During his introductory press conference with the Rockets, Morris raised eyebrows by invoking the name Carmelo Anthony when describing aspects of his game. And while he obviously has a long way to go in order to reach that rarified air, it’s plays like this – along with all the others – that make you realize what Morris was trying to say: he wasn’t claiming to be Carmelo; what he was saying, however, is that there are familiar traces of ‘Melo-esque skill in his repertoire. 

“He put it out there in his introductory news conference and you hate to put that over a guy, but he is a player who can play at a lot of different spots offensively,” says Rosas of Morris, when specifically asked about the Anthony comparisons. “He can play in the post, he can play at the elbow, he can play out on the wing, he can play behind the 3-point line, and that’s special. I think he’s shown he can score at the NBA level.

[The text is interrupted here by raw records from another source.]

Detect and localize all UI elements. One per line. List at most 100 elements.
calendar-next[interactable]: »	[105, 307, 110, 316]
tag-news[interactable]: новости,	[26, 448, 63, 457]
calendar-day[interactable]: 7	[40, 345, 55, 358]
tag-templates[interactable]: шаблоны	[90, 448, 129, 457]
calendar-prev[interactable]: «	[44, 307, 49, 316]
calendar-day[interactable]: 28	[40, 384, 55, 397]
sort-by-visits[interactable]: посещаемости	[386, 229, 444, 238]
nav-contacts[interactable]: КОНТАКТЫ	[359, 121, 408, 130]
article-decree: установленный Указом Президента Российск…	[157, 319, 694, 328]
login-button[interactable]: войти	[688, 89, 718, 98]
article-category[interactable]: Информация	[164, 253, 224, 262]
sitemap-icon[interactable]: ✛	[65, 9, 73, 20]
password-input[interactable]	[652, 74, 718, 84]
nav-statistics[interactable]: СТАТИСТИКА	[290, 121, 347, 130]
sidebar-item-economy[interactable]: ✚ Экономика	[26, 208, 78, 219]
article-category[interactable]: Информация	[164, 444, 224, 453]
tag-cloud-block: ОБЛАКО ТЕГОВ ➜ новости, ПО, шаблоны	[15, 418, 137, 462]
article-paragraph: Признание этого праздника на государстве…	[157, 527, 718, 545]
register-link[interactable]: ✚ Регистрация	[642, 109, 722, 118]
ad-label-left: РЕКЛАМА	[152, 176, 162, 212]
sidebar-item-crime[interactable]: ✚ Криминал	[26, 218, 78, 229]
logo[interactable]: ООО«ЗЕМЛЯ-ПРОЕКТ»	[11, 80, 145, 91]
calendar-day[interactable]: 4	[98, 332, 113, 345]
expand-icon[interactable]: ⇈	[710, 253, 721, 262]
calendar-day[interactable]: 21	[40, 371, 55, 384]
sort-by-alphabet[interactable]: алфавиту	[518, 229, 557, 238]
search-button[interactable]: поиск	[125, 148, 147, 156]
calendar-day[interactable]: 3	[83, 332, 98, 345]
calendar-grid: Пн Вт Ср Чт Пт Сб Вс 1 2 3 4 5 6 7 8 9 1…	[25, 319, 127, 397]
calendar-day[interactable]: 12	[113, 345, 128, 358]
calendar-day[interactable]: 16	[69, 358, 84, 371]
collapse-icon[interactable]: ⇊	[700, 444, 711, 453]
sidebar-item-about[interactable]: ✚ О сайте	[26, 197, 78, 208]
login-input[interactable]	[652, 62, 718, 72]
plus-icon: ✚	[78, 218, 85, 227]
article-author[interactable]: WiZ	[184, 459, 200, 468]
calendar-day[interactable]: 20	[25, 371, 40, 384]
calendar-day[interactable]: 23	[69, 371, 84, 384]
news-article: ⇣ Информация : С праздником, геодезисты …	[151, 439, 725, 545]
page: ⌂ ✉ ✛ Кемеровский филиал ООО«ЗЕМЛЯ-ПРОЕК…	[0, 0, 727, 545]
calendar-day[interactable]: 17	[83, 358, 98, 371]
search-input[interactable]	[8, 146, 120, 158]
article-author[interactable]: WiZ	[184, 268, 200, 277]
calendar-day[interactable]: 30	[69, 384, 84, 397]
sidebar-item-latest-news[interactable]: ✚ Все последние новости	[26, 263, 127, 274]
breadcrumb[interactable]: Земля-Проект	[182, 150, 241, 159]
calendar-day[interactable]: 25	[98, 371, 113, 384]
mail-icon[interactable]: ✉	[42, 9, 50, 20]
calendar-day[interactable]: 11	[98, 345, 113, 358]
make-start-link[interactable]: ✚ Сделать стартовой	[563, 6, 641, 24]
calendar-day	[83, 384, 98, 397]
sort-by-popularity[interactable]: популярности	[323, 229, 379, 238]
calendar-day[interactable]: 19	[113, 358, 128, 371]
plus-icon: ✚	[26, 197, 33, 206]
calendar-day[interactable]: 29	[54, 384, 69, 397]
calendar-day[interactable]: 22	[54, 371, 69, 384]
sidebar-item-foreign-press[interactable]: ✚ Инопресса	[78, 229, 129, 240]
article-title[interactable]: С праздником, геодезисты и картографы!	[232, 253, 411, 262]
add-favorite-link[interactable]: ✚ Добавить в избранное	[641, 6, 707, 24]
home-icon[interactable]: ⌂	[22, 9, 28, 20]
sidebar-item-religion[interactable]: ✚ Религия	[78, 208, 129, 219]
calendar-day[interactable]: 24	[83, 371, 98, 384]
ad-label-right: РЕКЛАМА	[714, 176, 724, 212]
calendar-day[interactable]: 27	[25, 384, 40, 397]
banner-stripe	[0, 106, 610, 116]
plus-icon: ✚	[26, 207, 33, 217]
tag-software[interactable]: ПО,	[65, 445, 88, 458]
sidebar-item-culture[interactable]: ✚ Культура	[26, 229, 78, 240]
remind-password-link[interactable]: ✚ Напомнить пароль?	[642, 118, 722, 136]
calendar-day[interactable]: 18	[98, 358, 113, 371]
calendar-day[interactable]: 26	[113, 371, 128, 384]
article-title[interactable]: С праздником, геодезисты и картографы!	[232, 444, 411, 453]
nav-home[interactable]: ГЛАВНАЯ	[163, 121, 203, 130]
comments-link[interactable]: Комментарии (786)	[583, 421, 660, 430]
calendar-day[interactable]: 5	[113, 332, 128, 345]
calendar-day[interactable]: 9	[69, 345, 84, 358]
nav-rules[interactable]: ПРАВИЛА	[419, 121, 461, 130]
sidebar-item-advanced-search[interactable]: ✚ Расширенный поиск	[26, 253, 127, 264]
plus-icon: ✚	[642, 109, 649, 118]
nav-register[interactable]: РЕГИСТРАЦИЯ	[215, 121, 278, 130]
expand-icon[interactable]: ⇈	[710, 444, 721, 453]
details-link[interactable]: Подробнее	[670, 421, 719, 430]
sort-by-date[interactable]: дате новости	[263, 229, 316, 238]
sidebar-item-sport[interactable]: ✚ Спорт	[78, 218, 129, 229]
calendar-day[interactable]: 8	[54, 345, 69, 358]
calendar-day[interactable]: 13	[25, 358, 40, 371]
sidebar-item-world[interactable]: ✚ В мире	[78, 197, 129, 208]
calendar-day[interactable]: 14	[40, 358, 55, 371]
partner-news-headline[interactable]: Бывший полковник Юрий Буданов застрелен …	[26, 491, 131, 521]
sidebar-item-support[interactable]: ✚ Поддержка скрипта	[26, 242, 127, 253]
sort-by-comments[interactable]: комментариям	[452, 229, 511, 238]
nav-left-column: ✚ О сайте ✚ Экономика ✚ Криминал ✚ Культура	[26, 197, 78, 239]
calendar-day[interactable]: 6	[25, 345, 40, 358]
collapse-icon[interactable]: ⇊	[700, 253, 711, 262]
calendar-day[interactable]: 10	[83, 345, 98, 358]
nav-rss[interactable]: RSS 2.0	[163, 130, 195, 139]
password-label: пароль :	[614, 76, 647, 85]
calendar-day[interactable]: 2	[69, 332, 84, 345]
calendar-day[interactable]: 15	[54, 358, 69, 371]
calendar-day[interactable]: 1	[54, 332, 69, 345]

“He is offensively very gifted. He’s NBA-ready in terms of his offense. He can score in a lot of different ways; he can shoot from 3, he can attack the basket, he’s a guy who can post-up, if there’s a mismatch he can face-up, he’s got turnaround jumpers – his offensive game is pretty complete; there’s not a lot of situations where he can’t score.”

The Future

So what’s next for Morris? As Rosas mentioned earlier, offensively the rookie is probably ready for the NBA right now. But part of asking him to change positions is making sure he’s NBA-ready on the defensive end too, which is why he’ll likely head back to Rio Grande Valley for another stint with the Vipers as soon as he’s fully recovered from his injury.

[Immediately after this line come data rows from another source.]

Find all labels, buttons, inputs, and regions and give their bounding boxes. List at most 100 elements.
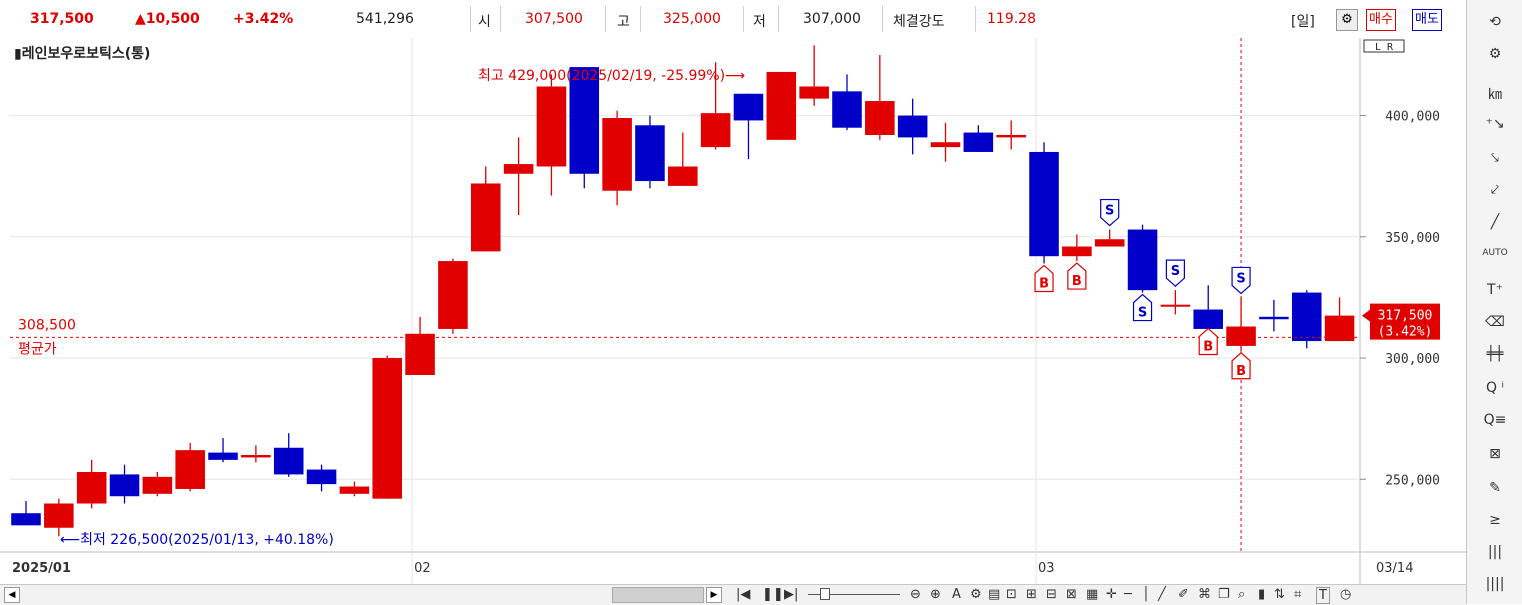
candle[interactable] [1029,142,1059,264]
fit-icon[interactable]: ⌗ [1294,587,1301,602]
candle-body [897,115,928,138]
candle[interactable] [569,67,600,189]
zoom-in-icon[interactable]: ⊕ [930,587,941,602]
trendline-icon[interactable]: ╱ [1158,587,1166,602]
high-value: 325,000 [663,11,721,27]
settings-gear-icon[interactable]: ⚙ [1336,9,1358,31]
candle[interactable] [766,71,797,140]
candle-body [306,469,337,485]
scroll-thumb[interactable] [612,587,704,603]
bar-icon[interactable]: ▦ [1086,587,1098,602]
refresh-icon[interactable]: ⟲ [1467,14,1522,30]
draw-icon[interactable]: ✐ [1178,587,1189,602]
zoom-chart-icon[interactable]: ⊠ [1467,446,1522,462]
candle-body [273,447,304,475]
chart-type-icon[interactable]: ㎞ [1467,84,1522,104]
chart-icon[interactable]: ⊡ [1006,587,1017,602]
candle-body [109,474,140,497]
candle-body [1193,309,1223,329]
scroll-left-button[interactable]: ◀ [4,587,20,603]
next-icon[interactable]: ▶| [784,587,798,602]
candle-body [438,261,468,329]
compare-icon[interactable]: ⊠ [1066,587,1077,602]
text-tool-icon[interactable]: T⁺ [1467,282,1522,298]
clock-icon[interactable]: ◷ [1340,587,1351,602]
eraser-icon[interactable]: ⌫ [1467,314,1522,330]
last-price-label: 317,500 [1378,309,1433,324]
candle-body [11,513,41,526]
crosshair-icon[interactable]: ✛ [1106,587,1117,602]
candle[interactable] [372,355,403,499]
candlestick-svg[interactable]: B B S S S B S B 250,000 300,000 350,000 400,000 202… [0,38,1466,584]
vertical-lines-2-icon[interactable]: |||| [1467,576,1522,592]
candle-body [700,113,731,148]
candle[interactable] [438,258,468,334]
auto-trend-icon[interactable]: AUTO [1467,248,1522,258]
pause-icon[interactable]: ❚❚ [762,587,784,602]
candle-body [339,486,370,494]
vline-icon[interactable]: │ [1142,587,1150,602]
draw-up-icon[interactable]: ⤦ [1467,182,1522,198]
svg-text:B: B [1236,364,1246,379]
zoom-info-icon[interactable]: Q ⁱ [1467,380,1522,396]
candle[interactable] [1291,290,1322,349]
line-tool-icon[interactable]: ╱ [1467,214,1522,230]
low-value: 307,000 [803,11,861,27]
zoom-list-icon[interactable]: Q≡ [1467,412,1522,428]
copy-icon[interactable]: ❐ [1218,587,1230,602]
x-tick-label: 03/14 [1376,561,1413,576]
period-selector[interactable]: [일] [1291,11,1315,31]
vertical-lines-icon[interactable]: ||| [1467,544,1522,560]
candle-body [1062,246,1092,257]
dollar-chart-icon[interactable]: ✎ [1467,480,1522,496]
candle-body [799,86,829,99]
price-chart[interactable]: B B S S S B S B 250,000 300,000 350,000 400,000 202… [0,38,1466,584]
low-label: 저 [753,14,766,30]
candle-body [405,333,435,376]
lr-label: L R [1375,42,1394,53]
marker-icon[interactable]: ▮ [1258,587,1265,602]
candle-body [1291,292,1322,342]
candle-icon[interactable]: ╪╪ [1467,346,1522,362]
buy-button[interactable]: 매수 [1366,9,1396,31]
price-change-pct: +3.42% [233,11,294,27]
candle[interactable] [175,442,205,492]
strength-value: 119.28 [987,11,1036,27]
last-price-pct-label: (3.42%) [1378,325,1433,340]
candle[interactable] [1127,224,1158,293]
text-a-icon[interactable]: A [952,587,961,602]
export-icon[interactable]: ⊞ [1026,587,1037,602]
table-icon[interactable]: ⊟ [1046,587,1057,602]
candle-body [1029,151,1059,257]
x-tick-label: 03 [1038,561,1055,576]
pattern-icon[interactable]: ⌘ [1198,587,1211,602]
draw-down-icon[interactable]: ⤥ [1467,150,1522,166]
scroll-right-button[interactable]: ▶ [706,587,722,603]
avg-price-value: 308,500 [18,317,76,333]
svg-text:S: S [1236,271,1245,286]
gear-icon[interactable]: ⚙ [1467,46,1522,62]
search-icon[interactable]: ⌕ [1238,587,1245,602]
volume: 541,296 [356,11,414,27]
candle-body [76,471,107,504]
hline-icon[interactable]: ─ [1124,587,1132,602]
indicator-icon[interactable]: ▤ [988,587,1000,602]
x-tick-label: 2025/01 [12,561,71,576]
lr-toggle[interactable]: L R [1363,39,1405,53]
candle-body [930,142,961,148]
candle-body [733,93,764,121]
zoom-out-icon[interactable]: ⊖ [910,587,921,602]
candle-body [602,118,632,191]
text-t-icon[interactable]: T [1316,587,1330,604]
first-icon[interactable]: |◀ [736,587,750,602]
candle-body [1226,326,1256,346]
candle[interactable] [635,115,665,189]
updown-icon[interactable]: ⇅ [1274,587,1285,602]
zoom-slider-thumb[interactable] [820,588,830,600]
fibonacci-icon[interactable]: ≥ [1467,512,1522,528]
settings-icon[interactable]: ⚙ [970,587,982,602]
candle-body [175,450,205,489]
sell-button[interactable]: 매도 [1412,9,1442,31]
svg-text:B: B [1203,340,1213,355]
add-indicator-icon[interactable]: ⁺↘ [1467,116,1522,132]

“We’re investing a lot in his defense as a small forward and want to make sure that he gets enough opportunities to guard smaller players off the dribble, to chase guys off screens and to be more effective,” Rosas says. “But we feel good in that he’s a guy who works hard, values the game and is just tough; anybody’s who been around him knows he’s got an edge to him. He’s tough, he doesn’t back down and that shows up in his defense and in his rebounding – he’s a guy that will go out and get it.

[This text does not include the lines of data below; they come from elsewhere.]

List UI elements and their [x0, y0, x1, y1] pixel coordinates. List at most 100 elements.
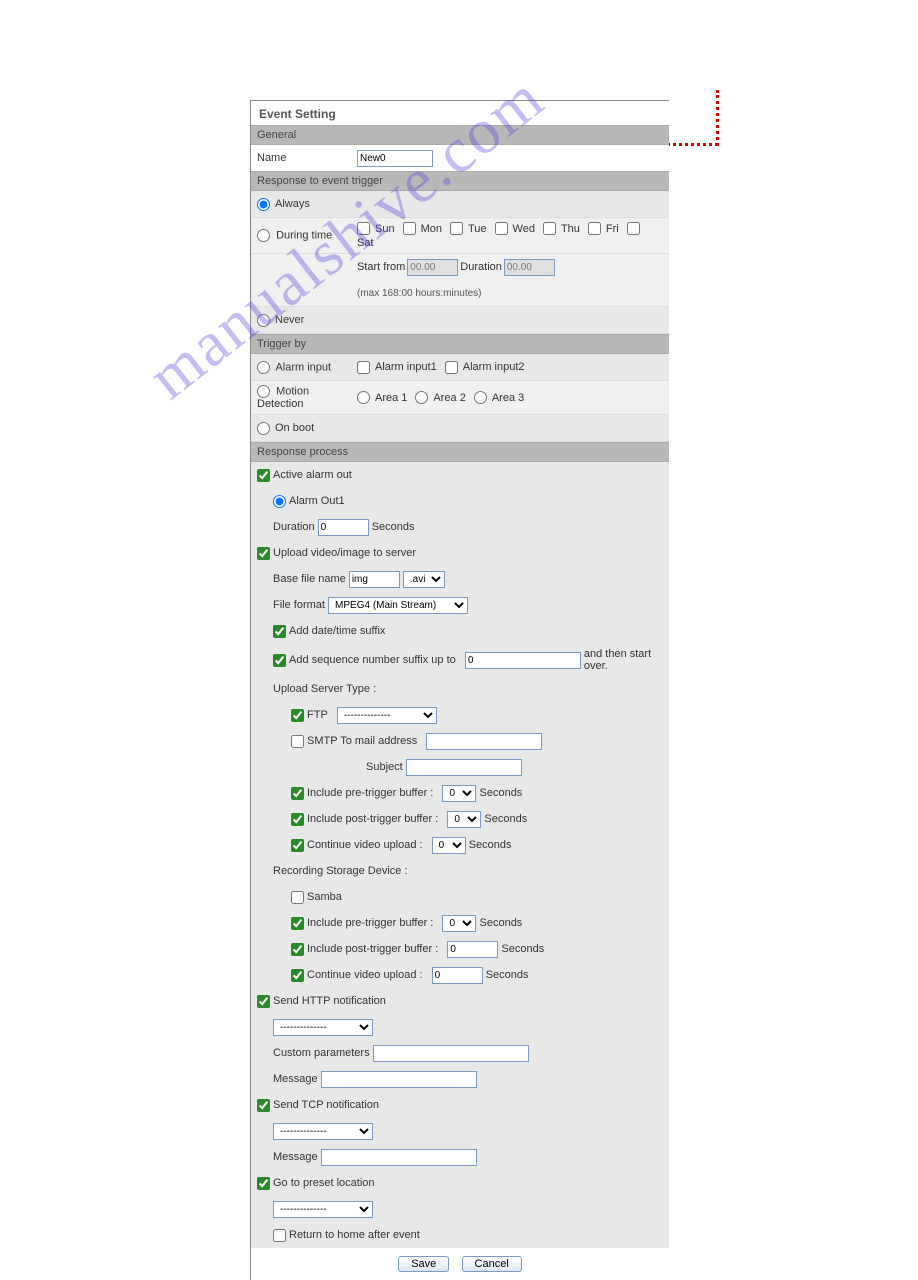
check-add-datetime[interactable]	[273, 625, 286, 638]
name-input[interactable]	[357, 150, 433, 167]
radio-alarm-out1[interactable]	[273, 495, 286, 508]
radio-motion-detection[interactable]	[257, 385, 270, 398]
page-title: Event Setting	[251, 101, 669, 125]
label-mon: Mon	[421, 223, 442, 235]
post-trigger-select[interactable]: 0	[447, 811, 481, 828]
label-smtp: SMTP To mail address	[307, 735, 417, 747]
check-active-alarm-out[interactable]	[257, 469, 270, 482]
name-label: Name	[257, 152, 357, 164]
cont-upload-input2[interactable]	[432, 967, 483, 984]
radio-area2[interactable]	[415, 391, 428, 404]
subject-input[interactable]	[406, 759, 522, 776]
label-never: Never	[275, 314, 304, 326]
check-post-trigger2[interactable]	[291, 943, 304, 956]
label-during-time: During time	[276, 229, 332, 241]
check-sun[interactable]	[357, 222, 370, 235]
ftp-select[interactable]: --------------	[337, 707, 437, 724]
label-alarm-input1: Alarm input1	[375, 361, 437, 373]
check-pre-trigger2[interactable]	[291, 917, 304, 930]
label-fri: Fri	[606, 223, 619, 235]
label-start-from: Start from	[357, 261, 405, 273]
label-post-trigger: Include post-trigger buffer :	[307, 813, 438, 825]
label-tue: Tue	[468, 223, 487, 235]
check-wed[interactable]	[495, 222, 508, 235]
label-wed: Wed	[513, 223, 535, 235]
label-upload-server: Upload video/image to server	[273, 547, 416, 559]
cancel-button[interactable]: Cancel	[462, 1256, 522, 1272]
label-seconds3: Seconds	[484, 813, 527, 825]
cont-upload-select[interactable]: 0	[432, 837, 466, 854]
event-setting-panel: Event Setting General Name Response to e…	[250, 100, 669, 1280]
label-active-alarm-out: Active alarm out	[273, 469, 352, 481]
label-cont-upload2: Continue video upload :	[307, 969, 423, 981]
section-general: General	[251, 125, 669, 145]
http-message-input[interactable]	[321, 1071, 477, 1088]
radio-area3[interactable]	[474, 391, 487, 404]
check-samba[interactable]	[291, 891, 304, 904]
check-alarm-input2[interactable]	[445, 361, 458, 374]
post-trigger-input2[interactable]	[447, 941, 498, 958]
radio-never[interactable]	[257, 314, 270, 327]
label-custom-params: Custom parameters	[273, 1047, 370, 1059]
smtp-input[interactable]	[426, 733, 542, 750]
check-post-trigger[interactable]	[291, 813, 304, 826]
label-alarm-input: Alarm input	[275, 361, 331, 373]
radio-during-time[interactable]	[257, 229, 270, 242]
tcp-message-input[interactable]	[321, 1149, 477, 1166]
check-return-home[interactable]	[273, 1229, 286, 1242]
start-from-input[interactable]	[407, 259, 458, 276]
label-duration: Duration	[460, 261, 502, 273]
check-add-seq[interactable]	[273, 654, 286, 667]
pre-trigger-select[interactable]: 0	[442, 785, 476, 802]
http-select[interactable]: --------------	[273, 1019, 373, 1036]
check-thu[interactable]	[543, 222, 556, 235]
check-alarm-input1[interactable]	[357, 361, 370, 374]
check-fri[interactable]	[588, 222, 601, 235]
check-ftp[interactable]	[291, 709, 304, 722]
label-on-boot: On boot	[275, 422, 314, 434]
label-base-file-name: Base file name	[273, 573, 346, 585]
label-seconds2: Seconds	[480, 787, 523, 799]
check-mon[interactable]	[403, 222, 416, 235]
section-response-trigger: Response to event trigger	[251, 171, 669, 191]
duration-input[interactable]	[504, 259, 555, 276]
label-rec-storage: Recording Storage Device :	[273, 865, 408, 877]
label-message: Message	[273, 1073, 318, 1085]
check-sat[interactable]	[627, 222, 640, 235]
label-file-format: File format	[273, 599, 325, 611]
check-pre-trigger[interactable]	[291, 787, 304, 800]
label-subject: Subject	[366, 761, 403, 773]
label-seconds: Seconds	[372, 521, 415, 533]
label-add-seq: Add sequence number suffix up to	[289, 654, 456, 666]
alarm-duration-input[interactable]	[318, 519, 369, 536]
check-smtp[interactable]	[291, 735, 304, 748]
seq-input[interactable]	[465, 652, 581, 669]
check-cont-upload2[interactable]	[291, 969, 304, 982]
label-send-http: Send HTTP notification	[273, 995, 386, 1007]
radio-on-boot[interactable]	[257, 422, 270, 435]
pre-trigger-select2[interactable]: 0	[442, 915, 476, 932]
ext-select[interactable]: .avi	[403, 571, 445, 588]
file-format-select[interactable]: MPEG4 (Main Stream)	[328, 597, 468, 614]
annotation-vertical	[716, 90, 719, 146]
save-button[interactable]: Save	[398, 1256, 449, 1272]
check-send-http[interactable]	[257, 995, 270, 1008]
base-file-name-input[interactable]	[349, 571, 400, 588]
label-goto-preset: Go to preset location	[273, 1177, 375, 1189]
check-send-tcp[interactable]	[257, 1099, 270, 1112]
radio-always[interactable]	[257, 198, 270, 211]
check-cont-upload[interactable]	[291, 839, 304, 852]
label-seconds5: Seconds	[480, 917, 523, 929]
label-sat: Sat	[357, 237, 374, 249]
section-trigger-by: Trigger by	[251, 334, 669, 354]
label-area2: Area 2	[433, 392, 465, 404]
radio-area1[interactable]	[357, 391, 370, 404]
tcp-select[interactable]: --------------	[273, 1123, 373, 1140]
check-upload-server[interactable]	[257, 547, 270, 560]
label-sun: Sun	[375, 223, 395, 235]
radio-alarm-input[interactable]	[257, 361, 270, 374]
preset-select[interactable]: --------------	[273, 1201, 373, 1218]
custom-params-input[interactable]	[373, 1045, 529, 1062]
check-tue[interactable]	[450, 222, 463, 235]
label-area3: Area 3	[492, 392, 524, 404]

“We feel as though he’s got some unfinished business left in the Valley. We had some objectives and some goals that we want him to accomplish while he was there. Unfortunately the injury slowed that down a bit but, again, our focus is on developing through playing. He’s worked hard and gotten healthy to a point where he’s going to be back on the floor but he’s a player that, for the objective and goals that we have for him, he’s got to get on the floor and play and there’s only so much you can do in practices here at the NBA level. We don’t want to stunt his growth and we’ve done this time and time again with the Patrick Pattersons of the world, with Aaron Brooks, with guys who need to play to develop and get better so that when they get an opportunity at the NBA level, they’re much more productive and effective NBA players.”